The heralded South Korean filmmaker Hong Sang-soo specializes in small comedy-dramas that revolve around his deeply flawed characters’ romantic foibles. If you’re new to Hong’s work, his latest is a fine place to start. “In Another Country” stars Isabelle Huppert as three different women, each named Anne, who are part of separate half-hour stories that all take place in a sleepy beach town. In one she’s meeting a married man for an affair; in another she’s rejecting the advances of a different married man.
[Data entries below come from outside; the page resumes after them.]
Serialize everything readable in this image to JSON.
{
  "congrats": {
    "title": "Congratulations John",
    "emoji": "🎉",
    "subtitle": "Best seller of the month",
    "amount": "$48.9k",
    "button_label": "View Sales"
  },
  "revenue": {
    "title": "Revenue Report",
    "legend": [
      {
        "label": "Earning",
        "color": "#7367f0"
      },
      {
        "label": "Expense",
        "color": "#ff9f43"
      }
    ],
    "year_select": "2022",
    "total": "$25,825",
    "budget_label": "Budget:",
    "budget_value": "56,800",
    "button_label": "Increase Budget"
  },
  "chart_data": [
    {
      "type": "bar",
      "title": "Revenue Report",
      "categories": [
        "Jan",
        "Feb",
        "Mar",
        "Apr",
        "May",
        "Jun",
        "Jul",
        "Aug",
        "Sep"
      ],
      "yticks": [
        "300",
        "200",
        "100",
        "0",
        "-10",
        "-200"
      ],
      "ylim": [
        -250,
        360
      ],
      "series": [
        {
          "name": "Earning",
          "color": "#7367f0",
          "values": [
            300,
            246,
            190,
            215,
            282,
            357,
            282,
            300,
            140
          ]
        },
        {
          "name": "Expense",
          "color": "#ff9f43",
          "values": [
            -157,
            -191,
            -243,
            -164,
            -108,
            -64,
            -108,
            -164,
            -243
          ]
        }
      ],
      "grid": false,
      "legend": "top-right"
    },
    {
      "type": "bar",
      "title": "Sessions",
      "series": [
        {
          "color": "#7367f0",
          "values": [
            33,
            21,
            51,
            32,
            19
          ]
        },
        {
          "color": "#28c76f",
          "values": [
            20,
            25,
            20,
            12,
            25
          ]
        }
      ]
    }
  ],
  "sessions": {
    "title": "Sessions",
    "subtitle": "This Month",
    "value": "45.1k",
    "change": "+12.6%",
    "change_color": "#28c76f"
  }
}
The challenges of finding an emotional connection unite these slight but funny and touching tales, and Huppert conveys each Anne’s searching spirit with a grownup sexiness that makes it easy to see why she’s the object of so many men’s affection.
Affairs of the heart also play a major role in “A Royal Affair,” a historical drama set in 18th-century Denmark. The mentally ill King Christian VII (Mikkel Boe Følsgaard) becomes fast friends with Johann Friedrich Struensee (Mads Mikkelsen), a physician who soon serves as a mentor, encouraging Christian to embrace the Age of Enlightenment to improve conditions in the kingdom. Their bond is tested by the king’s wife, Caroline Mathilde (Alicia Vikander), who begins a passionate affair with Johann that threatens to undo their progressive political agenda. At its weakest, Denmark’s official Oscar entry for best foreign language film has all the hallmarks of a tasteful prestige picture—beautiful costumes, melodramatic storytelling—but it’s elevated by director Nikolaj Arcel’s careful attention to the ways in which high ideals can be dashed by messy human failings.